Web Scraping in WordPress

I had been waiting for WpVeda to be launched since my first chat with Rahul some months back. Its always great to see conscious efforts from team rtCamp to give it back to the community. Congrats Rahul, and thanks for my mention in your first post.

wordpress_icon

I too strongly advocate open source and community contributions in general and I myself have also published some plugins.

Today I am writing about one of my plugins which caters to a very specific niche but surely has a good user base from the audience it caters to. The niche task which this plugin performs is web scraping.

What is Web Scraping?

Web scraping (or Web harvesting, Web data extraction) is a computer software technique of extracting information from websites. Web scraping focuses more on the transformation of unstructured Web content, typically in HTML format, into structured data that can be formatted and displayed or stored and analyzed. Web scraping is also related to Web automation, which simulates human Web browsing using computer software. Exemplary uses of Web scraping include online price comparison, weather data monitoring, market data tracking, web content mashup and web data integration.

WP Web Scraper

WP Web Scraper is an easy to implement professional web scraper for WordPress. It can be used to display real-time data from any websites directly into your posts, pages or sidebar. This plugin can be used to include real-time stock quotes, cricket or soccer scores or any other generic content. The scraper is built using time tested cURL library for scraping and phpQuery for parsing and outputting HTML.
It also has some advanced configuration features such as:

  1. Configurable caching of scraped data. Cache timeout in minutes can be defined in minutes for every scrap.
  2. Custom Useragent header for your scraper can be set for every scrap.
  3. Scrap output can be displayed through custom template tag, shortcode in page, post and sidebar (text widget).
  4. Error handling – Silent fail, standard error, custom error message or display expired cache.
  5. Option to clear or replace a certain regex pattern from the scrap before output.
  6. Option to strip off a single or multiple HTML tags from the output.
  7. Supports html charset conversion between various charsets.

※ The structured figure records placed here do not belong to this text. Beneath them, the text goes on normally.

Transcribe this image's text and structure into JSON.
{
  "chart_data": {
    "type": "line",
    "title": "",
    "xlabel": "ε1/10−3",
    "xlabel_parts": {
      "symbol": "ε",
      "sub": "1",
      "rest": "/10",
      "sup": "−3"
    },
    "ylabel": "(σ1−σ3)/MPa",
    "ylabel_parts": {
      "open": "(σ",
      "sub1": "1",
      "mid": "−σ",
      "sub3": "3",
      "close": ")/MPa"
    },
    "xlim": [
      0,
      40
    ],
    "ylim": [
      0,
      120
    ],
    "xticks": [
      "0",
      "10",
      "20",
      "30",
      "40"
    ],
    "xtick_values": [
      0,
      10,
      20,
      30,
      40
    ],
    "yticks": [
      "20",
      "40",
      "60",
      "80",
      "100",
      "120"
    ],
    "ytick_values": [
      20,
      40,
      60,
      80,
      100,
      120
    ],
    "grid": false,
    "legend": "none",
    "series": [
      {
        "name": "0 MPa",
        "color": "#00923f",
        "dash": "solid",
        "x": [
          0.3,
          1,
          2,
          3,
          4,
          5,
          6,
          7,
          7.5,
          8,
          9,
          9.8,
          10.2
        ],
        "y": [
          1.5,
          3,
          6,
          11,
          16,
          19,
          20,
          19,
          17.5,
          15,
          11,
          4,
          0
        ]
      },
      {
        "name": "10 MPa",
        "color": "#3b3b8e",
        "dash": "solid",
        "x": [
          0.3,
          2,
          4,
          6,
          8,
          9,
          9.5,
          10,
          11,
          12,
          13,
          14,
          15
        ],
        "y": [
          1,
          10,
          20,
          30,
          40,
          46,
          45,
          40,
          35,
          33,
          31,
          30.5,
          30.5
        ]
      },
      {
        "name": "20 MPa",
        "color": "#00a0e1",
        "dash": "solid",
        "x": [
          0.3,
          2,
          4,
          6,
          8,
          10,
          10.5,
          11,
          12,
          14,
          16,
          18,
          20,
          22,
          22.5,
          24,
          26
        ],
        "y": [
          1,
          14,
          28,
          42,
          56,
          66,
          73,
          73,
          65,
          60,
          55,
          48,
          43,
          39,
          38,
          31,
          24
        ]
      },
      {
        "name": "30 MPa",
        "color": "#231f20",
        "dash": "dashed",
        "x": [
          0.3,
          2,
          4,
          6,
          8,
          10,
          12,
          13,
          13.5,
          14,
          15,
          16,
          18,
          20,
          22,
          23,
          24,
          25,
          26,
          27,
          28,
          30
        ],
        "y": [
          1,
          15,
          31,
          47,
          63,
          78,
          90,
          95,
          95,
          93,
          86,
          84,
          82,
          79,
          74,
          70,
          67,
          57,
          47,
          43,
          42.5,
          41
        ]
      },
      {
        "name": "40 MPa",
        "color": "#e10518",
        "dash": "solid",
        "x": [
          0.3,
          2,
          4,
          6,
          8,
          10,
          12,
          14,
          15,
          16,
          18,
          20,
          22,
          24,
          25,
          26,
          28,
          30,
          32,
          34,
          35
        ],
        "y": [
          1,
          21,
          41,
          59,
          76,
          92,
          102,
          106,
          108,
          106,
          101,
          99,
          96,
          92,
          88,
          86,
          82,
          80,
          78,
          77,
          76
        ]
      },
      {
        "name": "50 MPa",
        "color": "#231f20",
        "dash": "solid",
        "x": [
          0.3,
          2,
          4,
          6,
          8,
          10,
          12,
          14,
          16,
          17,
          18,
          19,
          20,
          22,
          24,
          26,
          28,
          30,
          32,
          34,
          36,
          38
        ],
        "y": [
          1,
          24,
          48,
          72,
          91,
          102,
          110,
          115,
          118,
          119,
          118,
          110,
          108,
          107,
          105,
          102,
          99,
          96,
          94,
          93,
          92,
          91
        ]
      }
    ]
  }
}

Am sure, this all sounds a bit geekish to someone who has not explored web scraping before.

For a better perspective, what could be a better example of displaying the download count of my plugin from wordpress.org. To do this, all I need to do (assuming that the plugin is installed) is to insert the following shortcode in my page, post or the text widget of sidebar:
[wpws url = “http://wordpress.org/extend/plugins/wp-web-scrapper/stats/” selector=”.last-child td” cache=”60″ timeout=”3″ error=”cache”]

Using Shortcode

Now lets decrypt the shortcode. The first parameter – url, specifies the url from which you intend to scrap data. The second (and perhaps the most important) parameter – selector, specifies the exact location in that url where your data is located. The syntax used is of good old CSS. If you have worked with CSS or jQuery before, it should be very easy for you to write a CSS selector.

In brief, the selector mentioned above refers to the first td element which is a child of the first element with the class ‘last-child’. You can easily build such selectors by viewing the source code of your url. Rest of the parameters are optional. Cache specifies the time in minutes it will cache data instead of fetching data on each request, timeout is the maximum time in seconds the scraper will spend on the task and error denotes what happens in case the scraper fails (if cache is the value for error, it will display expired cache data in case of an error).

I hope this gets you interested enough to start exploring its limit less possibilities. Download your copy, install it and get started. You can find more info on this plugin in the FAQ section or its official page.

Please note that the content you scraping might be copyright protected. Its best to at least attribute the content owner by a linkback or better take a written permission. Apart from rights, cURLing in general is a very resource intensive task. It will exhaust the bandwidth of your host as well as the host of of the content owner. Best is not to overdo it.